Z powodu grypy zamknięte szkoły i niska frekwencja
Z powodu panującej grypy w trzech szkołach w
woj. podlaskim zawieszono zajęcia, a w wielu pozostałych placówkach
frekwencja wśród uczniów wynosi nawet poniżej 50%.
17.03.2006 | aktual.: 01.03.2022 13:12
Jak powiedziała Jadwiga Piotrowicz z Podlaskiego Kuratorium Oświaty w Białymstoku, obecnie zamknięte są: Szkoła Podstawowa i Gimnazjum w Krynkach.
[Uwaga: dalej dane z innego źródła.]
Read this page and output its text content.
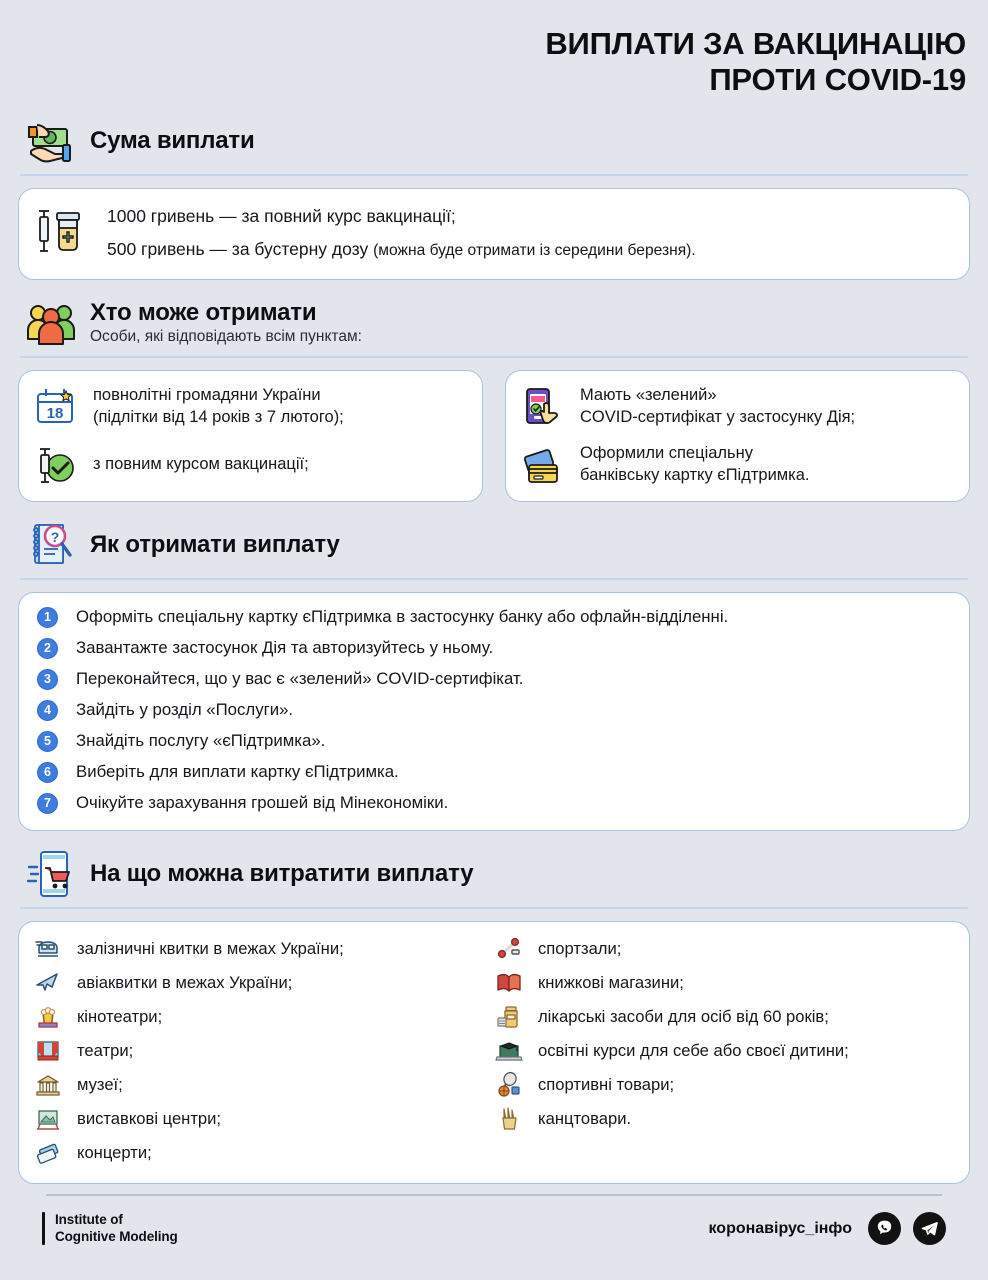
ВИПЛАТИ ЗА ВАКЦИНАЦІЮ
ПРОТИ COVID-19
Сума виплати
1000 гривень — за повний курс вакцинації;
500 гривень — за бустерну дозу (можна буде отримати із середини березня).
Хто може отримати
Особи, які відповідають всім пунктам:
18
повнолітні громадяни України
(підлітки від 14 років з 7 лютого);
з повним курсом вакцинації;
Мають «зелений»
COVID-сертифікат у застосунку Дія;
Оформили спеціальну
банківську картку єПідтримка.
? Як отримати виплату
1	Оформіть спеціальну картку єПідтримка в застосунку банку або офлайн-відділенні.
2	Завантажте застосунок Дія та авторизуйтесь у ньому.
3	Переконайтеся, що у вас є «зелений» COVID-сертифікат.
4	Зайдіть у розділ «Послуги».
5	Знайдіть послугу «єПідтримка».
6	Виберіть для виплати картку єПідтримка.
7	Очікуйте зарахування грошей від Мінекономіки.
На що можна витратити виплату
залізничні квитки в межах України;
авіаквитки в межах України;
кінотеатри;
театри;
музеї;
виставкові центри;
концерти;
спортзали;
книжкові магазини;
лікарські засоби для осіб від 60 років;
освітні курси для себе або своєї дитини;
спортивні товари;
канцтовари.
Institute of
Cognitive Modeling	коронавірус_інфо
Jak poinformowano w Urzędzie Gminy w Szypliszkach od środy zamknięta jest także szkoła w Becejłach, gdzie frekwencja wyniosła zaledwie 20%. Wcześniej zamknięta była także szkoła w Puńsku.
W Suwałkach z powodu panującej grypy, od prawie dwóch tygodni we wszystkich szkołach frekwencja wynosi tylko od 30 do 50%, co utrudnia prowadzenie zajęć.
Z tego powodu nauczyciele prowadzą zajęcia raczej powtórzeniowe, gdyż nieobecni uczniowie mieli by poważne zaległości - powiedziała naczelnik wydziału oświaty Urzędu Miejskiego w Suwałkach, Grażyna Herbaczewska.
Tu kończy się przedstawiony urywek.